Quando Paulo foi preso e envolvido numa conspiração política, teve a oportunidade de falar para as maiores autoridades da Palestina de então. Certa vez, o governador Felix e sua esposa o chamaram para que ele explanasse sua curiosa teologia. Extremamente curioso é o resumo que Lucas, o autor do livro de Atos, fez da pregação que Paulo lhes fez: “E, discorrendo ele sobre a justiça, o domínio próprio e o juízo vindouro…” (Atos 24:25). Justiça e juízo vindouro são elementos fáceis de se encontrar em uma pregação cristão, mas domínio próprio?

Nossa geração tem um problema sério com domínio próprio e a epidemia de obesidade está aí para não me deixar mentir. Não só ela, mas os números de mortos nas estradas a cada feriado, a questão da gravidez adolescente, a falência da instituição familiar e outros tantos distúrbios. Até mesmo a redução de acidentes pela aplicação de uma lei mais severa com o consumo de álcool e a direção o comprovam.
fat boy
Corolário da ética evolucionista, não faz muito sentido privar-se de um prazer por um imperativo moral qualquer, já que moral é algo artificial, inventado.

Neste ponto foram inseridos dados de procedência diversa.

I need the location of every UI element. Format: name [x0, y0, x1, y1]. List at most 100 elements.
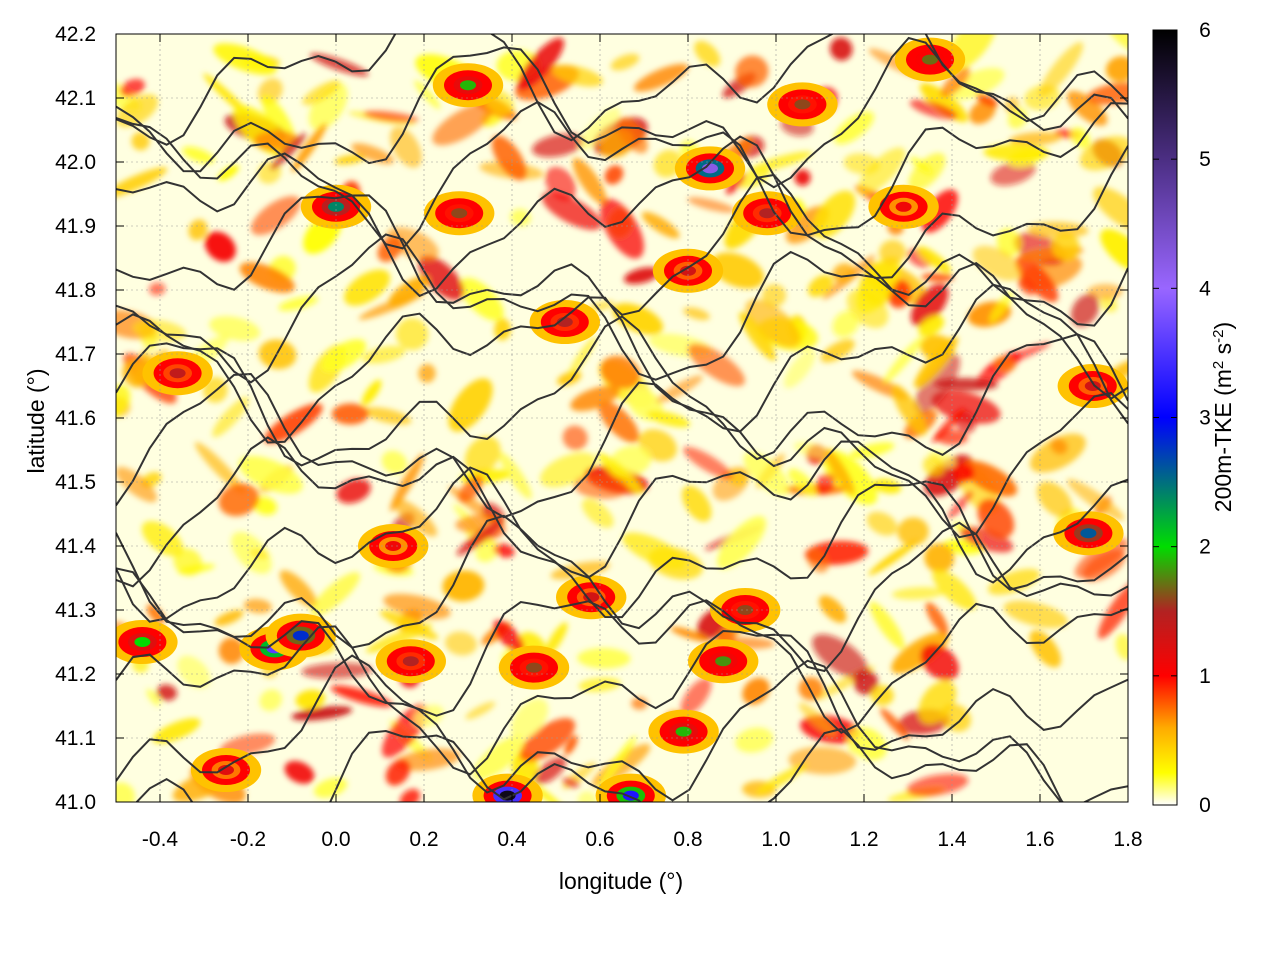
tke-texture-blob [832, 263, 856, 283]
tke-texture-blob [1015, 256, 1059, 303]
tke-texture-blob [879, 239, 906, 265]
tke-texture-blob [880, 708, 910, 740]
tke-texture-blob [388, 276, 429, 307]
tke-texture-blob [574, 474, 629, 499]
tke-texture-blob [756, 763, 808, 795]
tke-texture-blob [922, 455, 945, 477]
tke-texture-blob [806, 548, 829, 573]
tke-texture-blob [812, 190, 856, 239]
tke-texture-blob [363, 407, 412, 425]
tke-texture-blob [743, 451, 790, 496]
tke-texture-blob [494, 318, 511, 341]
x-tick-label: -0.2 [230, 828, 266, 851]
tke-texture-blob [883, 335, 924, 384]
tke-hotspot [526, 662, 542, 673]
tke-texture-blob [212, 397, 249, 438]
tke-texture-blob [251, 196, 301, 236]
colorbar-tick-label: 0 [1199, 794, 1211, 817]
x-tick-label: 0.6 [585, 828, 614, 851]
tke-texture-blob [897, 517, 929, 546]
tke-texture-blob [604, 165, 624, 185]
colorbar-tick-label: 4 [1199, 277, 1211, 300]
tke-texture-blob [218, 483, 260, 517]
terrain-contour-line [116, 372, 1128, 539]
tke-texture-blob [519, 717, 576, 762]
terrain-contour-line [116, 135, 1128, 298]
tke-texture-blob [465, 701, 496, 720]
tke-hotspot [1080, 528, 1097, 539]
tke-texture-blob [610, 53, 640, 71]
terrain-contour-line [116, 315, 1128, 467]
tke-texture-blob [177, 655, 211, 689]
tke-texture-blob [448, 378, 493, 432]
tke-texture-blob [976, 93, 998, 107]
tke-texture-blob [321, 339, 367, 373]
tke-texture-blob [393, 498, 438, 537]
tke-texture-blob [122, 359, 150, 387]
tke-texture-blob [539, 452, 597, 488]
tke-hotspot [169, 368, 186, 379]
terrain-contour-line [116, 625, 1128, 776]
y-tick-label: 41.9 [55, 215, 96, 238]
terrain-contour-line [116, 466, 1128, 623]
tke-texture-blob [1070, 127, 1091, 149]
colorbar-ticks: 0 1 2 3 4 5 6 [1153, 19, 1211, 817]
tke-hotspot [759, 208, 776, 219]
tke-texture-blob [807, 274, 833, 298]
tke-texture-blob [694, 40, 721, 67]
tke-texture-blob [990, 160, 1036, 186]
tke-texture-blob [116, 782, 135, 802]
tke-texture-blob [600, 355, 641, 389]
colorbar-tick-label: 3 [1199, 407, 1211, 430]
tke-texture-blob [418, 363, 436, 383]
tke-texture-blob [633, 63, 689, 92]
y-tick-label: 41.5 [55, 471, 96, 494]
y-tick-label: 42.2 [55, 23, 96, 46]
tke-texture-blob [473, 735, 525, 781]
tke-texture-blob [891, 631, 949, 674]
tke-texture-blob [932, 569, 977, 610]
tke-texture-blob [794, 169, 811, 186]
tke-texture-blob [940, 67, 971, 98]
y-tick-label: 41.2 [55, 663, 96, 686]
tke-hotspot [922, 54, 938, 65]
tke-texture-blob [194, 442, 246, 494]
tke-texture-blob [909, 99, 958, 120]
tke-texture-blob [924, 543, 955, 573]
terrain-contour-line [116, 567, 1128, 734]
tke-texture-blob [510, 698, 549, 740]
colorbar-label-sup1: 2 [1210, 361, 1227, 369]
tke-texture-blob [687, 197, 736, 213]
tke-texture-blob [291, 123, 327, 173]
tke-texture-blob [156, 684, 178, 701]
terrain-contour-line [116, 100, 1128, 250]
tke-texture-blob [238, 455, 303, 494]
tke-texture-blob [1029, 630, 1062, 668]
tke-texture-blob [1051, 232, 1080, 261]
tke-texture-blob [116, 94, 159, 128]
tke-texture-blob [493, 620, 524, 653]
terrain-contour-line [116, 283, 1128, 444]
tke-texture-blob [683, 446, 733, 480]
tke-texture-blob [868, 539, 919, 576]
terrain-contour-line [116, 36, 1128, 189]
tke-texture-blob [351, 143, 394, 164]
tke-texture-blob [920, 643, 959, 681]
tke-texture-blob [745, 299, 801, 348]
tke-texture-blob [996, 228, 1021, 257]
tke-texture-blob [849, 442, 895, 459]
tke-texture-blob [577, 791, 598, 802]
tke-texture-blob [214, 609, 244, 626]
tke-texture-blob [259, 689, 283, 712]
terrain-contour-line [116, 654, 1128, 802]
tke-texture-blob [116, 167, 168, 199]
tke-texture-blob [363, 110, 419, 123]
tke-texture-blob [148, 282, 166, 296]
tke-texture-blob [418, 255, 465, 301]
tke-texture-blob [737, 167, 771, 189]
tke-texture-blob [857, 147, 906, 196]
x-axis: -0.4 -0.2 0.0 0.2 0.4 0.6 0.8 1.0 1.2 1.4 1.6 1.8 [142, 34, 1143, 851]
tke-texture-blob [336, 478, 371, 504]
x-tick-label: 1.8 [1113, 828, 1142, 851]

Essa ética é mais palpável na questão do sexo. Já que somos animais e que o instinto sexual está associado exclusivamente a um impulso procriador, já que o macho, para procriar melhor, deve espalhar seu sêmen o mais que puder, já que a monogamia é uma criação artificial, cultural, não faz sentido não ceder aos impulsos e privar-se de sexo.

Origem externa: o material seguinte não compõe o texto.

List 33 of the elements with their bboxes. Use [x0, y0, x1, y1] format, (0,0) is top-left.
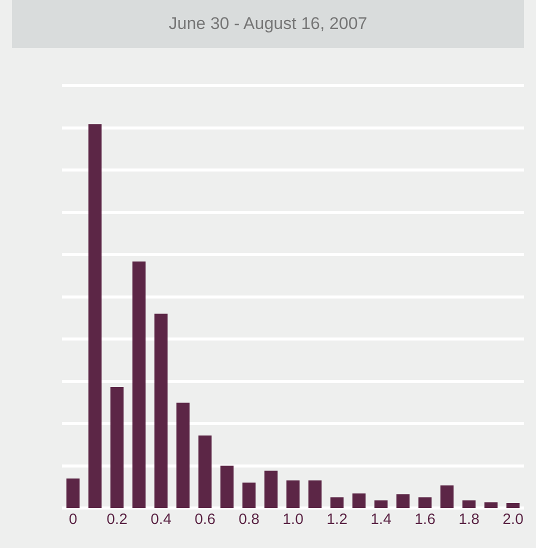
- bar: [374, 500, 388, 508]
- x-tick-label: 1.0: [282, 511, 304, 528]
- x-tick-label: 1.6: [414, 511, 436, 528]
- bar: [462, 500, 476, 508]
- bar: [308, 480, 322, 508]
- bar: [484, 502, 498, 508]
- bar: [198, 435, 212, 508]
- x-tick-label: 0.8: [238, 511, 260, 528]
- bar: [242, 482, 256, 508]
- x-tick-label: 1.8: [458, 511, 480, 528]
- bar: [88, 124, 102, 508]
- bar: [264, 470, 278, 508]
- bar: [352, 493, 366, 508]
- x-tick-label: 0.4: [150, 511, 172, 528]
- bar: [506, 503, 520, 508]
- x-tick-label: 0.2: [106, 511, 128, 528]
- bar: [418, 497, 432, 508]
- x-tick-label: 0: [68, 511, 78, 528]
- bar: [66, 478, 80, 508]
- bar: [220, 466, 234, 508]
- bar: [396, 494, 410, 508]
- x-tick-label: 1.4: [370, 511, 392, 528]
- x-tick-label: 1.2: [326, 511, 348, 528]
- x-tick-label: 0.6: [194, 511, 216, 528]
- bar: [132, 262, 146, 508]
- bar: [110, 387, 124, 508]
- x-tick-label: 2.0: [502, 511, 524, 528]
- bar: [176, 402, 190, 508]
- bar: [286, 480, 300, 508]
- bar: [154, 314, 168, 508]
- bar: [440, 485, 454, 508]
- chart-title: June 30 - August 16, 2007: [12, 0, 524, 48]
- bar: [330, 497, 344, 508]
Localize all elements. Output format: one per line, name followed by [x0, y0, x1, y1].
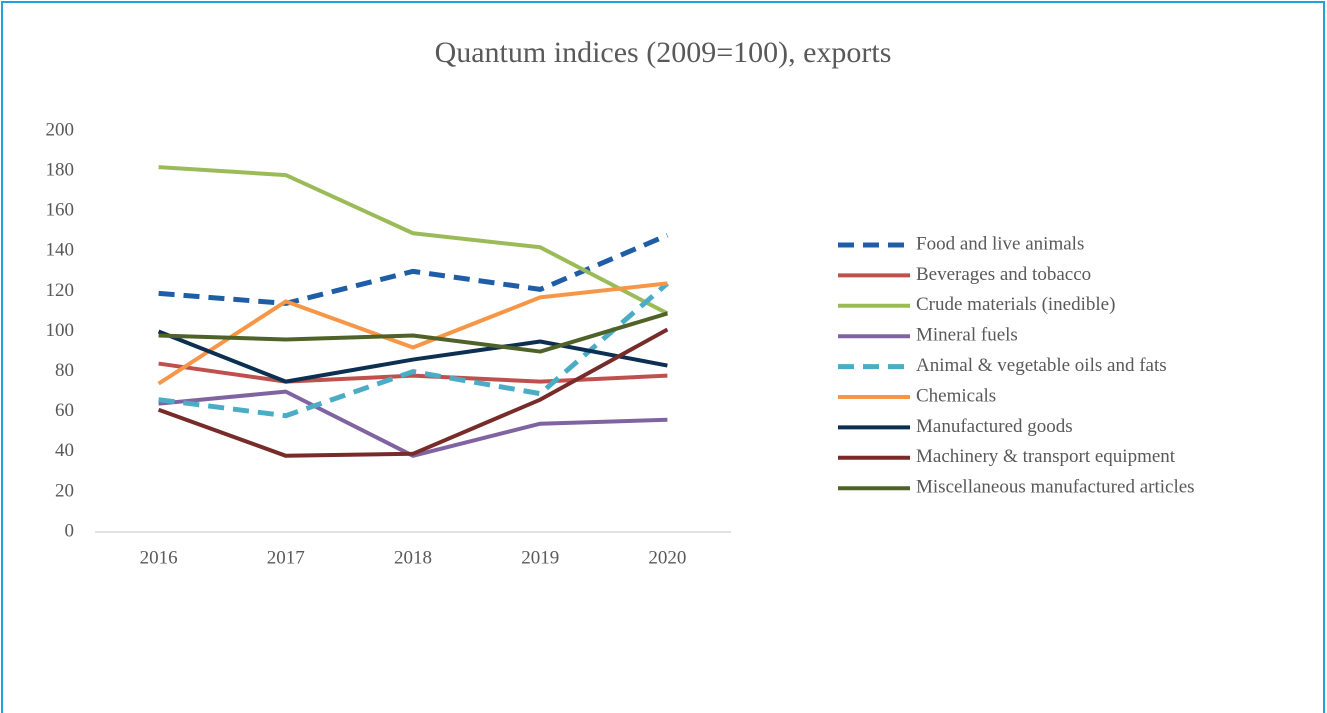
y-tick-label: 100 — [46, 320, 75, 341]
legend-label: Animal & vegetable oils and fats — [916, 355, 1167, 376]
legend-label: Mineral fuels — [916, 325, 1018, 346]
x-tick-label: 2016 — [140, 547, 178, 568]
y-tick-label: 20 — [55, 480, 74, 501]
y-tick-label: 140 — [46, 240, 75, 261]
legend-label: Miscellaneous manufactured articles — [916, 477, 1195, 498]
y-tick-label: 120 — [46, 280, 75, 301]
legend-label: Beverages and tobacco — [916, 264, 1091, 285]
series-line — [157, 327, 669, 458]
series-line — [157, 281, 668, 386]
series-line — [158, 361, 668, 384]
series-line — [158, 281, 670, 419]
legend-label: Machinery & transport equipment — [916, 446, 1176, 467]
series-line — [157, 329, 668, 384]
series-line — [158, 389, 668, 458]
series-line — [158, 311, 668, 354]
x-tick-label: 2019 — [521, 547, 559, 568]
y-tick-label: 0 — [65, 520, 75, 541]
y-tick-label: 200 — [46, 119, 75, 140]
x-tick-label: 2020 — [648, 547, 686, 568]
y-tick-label: 60 — [55, 400, 74, 421]
y-tick-label: 180 — [46, 159, 75, 180]
legend-label: Food and live animals — [916, 233, 1084, 254]
y-tick-label: 40 — [55, 440, 74, 461]
chart-title: Quantum indices (2009=100), exports — [435, 36, 892, 69]
legend-label: Chemicals — [916, 385, 996, 406]
x-tick-label: 2017 — [267, 547, 305, 568]
y-tick-label: 80 — [55, 360, 74, 381]
x-tick-label: 2018 — [394, 547, 432, 568]
legend-label: Manufactured goods — [916, 416, 1073, 437]
series-line — [158, 165, 669, 316]
y-tick-label: 160 — [46, 200, 75, 221]
legend-label: Crude materials (inedible) — [916, 294, 1115, 315]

O triste para quem não partilha desse ética por não se sentir tão animal assim, mas criado à imagem e semelhança de Deus, é que não partilhar dessa escala de valores é visto como sendo inapetência ao próprio sexo. Em outras palavras: não querer ter relações com o maior número possível de parceiros ou pelo menos com alguns parceiros variados parece, aos olhos de quem assim o faz, como aversão ao sexo ou automutilação. Quando a verdade é o oposto. Advogar que se tem o direito de fazer sexo com várias pessoas é desprezar, é diminuir o valor dessa dádiva divina. O sexo é algo tão bom que nós, criaturas que o temos, deveríamos pasmar pelo simples fato de o ter.

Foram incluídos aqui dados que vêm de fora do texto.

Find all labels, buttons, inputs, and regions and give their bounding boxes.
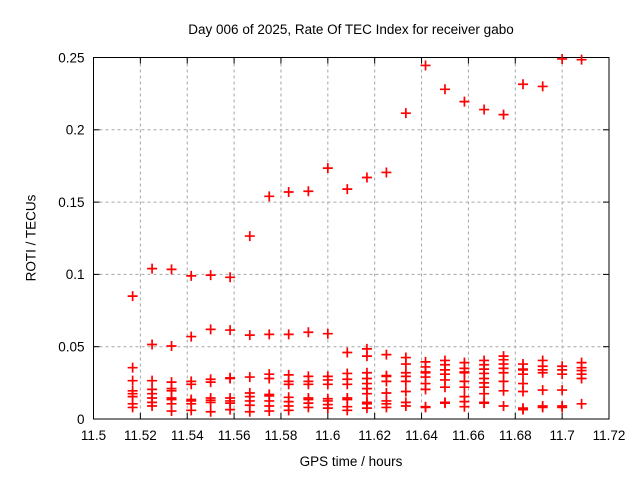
x-axis-label: GPS time / hours	[299, 454, 403, 469]
plot-border	[93, 57, 610, 420]
svg-text:0.15: 0.15	[58, 195, 84, 210]
svg-text:11.66: 11.66	[452, 428, 485, 443]
svg-text:11.72: 11.72	[593, 428, 626, 443]
svg-text:11.54: 11.54	[171, 428, 204, 443]
svg-text:11.56: 11.56	[218, 428, 251, 443]
data-points	[127, 53, 587, 417]
svg-text:0: 0	[77, 412, 85, 427]
svg-text:11.52: 11.52	[124, 428, 157, 443]
chart-title: Day 006 of 2025, Rate Of TEC Index for r…	[188, 22, 514, 37]
svg-text:11.6: 11.6	[315, 428, 340, 443]
svg-text:11.62: 11.62	[358, 428, 391, 443]
svg-text:11.5: 11.5	[81, 428, 106, 443]
y-axis-label: ROTI / TECUs	[23, 194, 39, 282]
svg-text:11.58: 11.58	[265, 428, 298, 443]
svg-text:0.05: 0.05	[58, 340, 84, 355]
grid-lines	[93, 57, 609, 419]
svg-text:11.68: 11.68	[499, 428, 532, 443]
svg-text:0.2: 0.2	[66, 123, 85, 138]
axis-ticks	[93, 57, 610, 420]
svg-text:11.7: 11.7	[549, 428, 574, 443]
svg-text:11.64: 11.64	[405, 428, 438, 443]
y-tick-labels: 0 0.05 0.1 0.15 0.2 0.25	[58, 50, 85, 427]
svg-text:0.1: 0.1	[66, 267, 85, 282]
x-tick-labels: 11.5 11.52 11.54 11.56 11.58 11.6 11.62 11.64 11…	[81, 428, 626, 443]
svg-text:0.25: 0.25	[58, 50, 84, 65]
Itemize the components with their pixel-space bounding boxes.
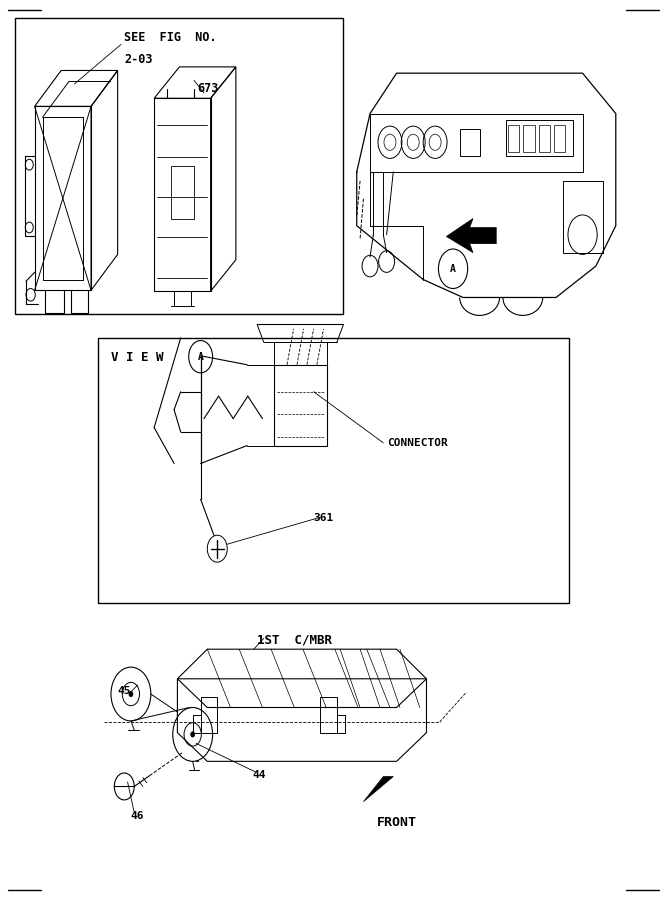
Text: 361: 361 (313, 513, 334, 523)
Bar (539, 125, 550, 152)
Polygon shape (446, 219, 496, 253)
Text: FRONT: FRONT (377, 816, 417, 829)
Text: 45: 45 (117, 686, 131, 696)
Text: V I E W: V I E W (111, 351, 163, 364)
Bar (15, 17, 344, 313)
Bar (508, 125, 520, 152)
Bar (97, 338, 570, 602)
Bar (273, 364, 327, 446)
Text: 44: 44 (253, 770, 266, 780)
Text: 673: 673 (197, 82, 219, 95)
Text: SEE  FIG  NO.: SEE FIG NO. (124, 31, 217, 44)
Text: 46: 46 (131, 811, 145, 821)
Text: 2-03: 2-03 (124, 53, 153, 67)
Text: CONNECTOR: CONNECTOR (387, 438, 448, 448)
Bar (320, 697, 337, 733)
Text: A: A (197, 352, 203, 362)
Text: 1ST  C/MBR: 1ST C/MBR (257, 634, 332, 647)
Bar (554, 125, 566, 152)
Bar (171, 166, 194, 220)
Circle shape (129, 691, 133, 697)
Bar (563, 181, 602, 253)
Polygon shape (364, 777, 394, 802)
Bar (154, 98, 211, 292)
Bar (460, 129, 480, 156)
Bar (506, 120, 573, 156)
Circle shape (191, 732, 195, 737)
Text: A: A (450, 264, 456, 274)
Bar (201, 697, 217, 733)
Bar (524, 125, 535, 152)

Chesterton o disse assim: “Eu nunca consegui envolver-me no burburinho geral daquela nova geração contra a monogamia, porque nenhuma restrição ao sexo parecia-me tão estranha e inesperada quanto o sexo em si…. Queixar-me de que eu só poderia casar-me uma vez era como queixar-me de ter nascido uma só vez. Era algo desproporcionado em relação à terrível emoção de que se estava falando. Aquilo mostrava não uma sensibilidade exagerada, mas sim uma curiosa insensibilidade ao sexo. Louco é quem se queixa de não poder entrar no Éden por cinco portas ao mesmo tempo. A poligamia é a falta de realização do sexo; é como quem apanha cinco peras de uma só vez num mero gesto de insanidade”.

Quem é grato pelo milagre da existência não abusa dela. Ela é brilhante, cheia de encantos e prazeres, mas é frágil. E nosso Criador nos deu a liberdade de tratá-la como quisermos. Se não a
destruirmos, Ele garante que a teremos pela eternidade afora.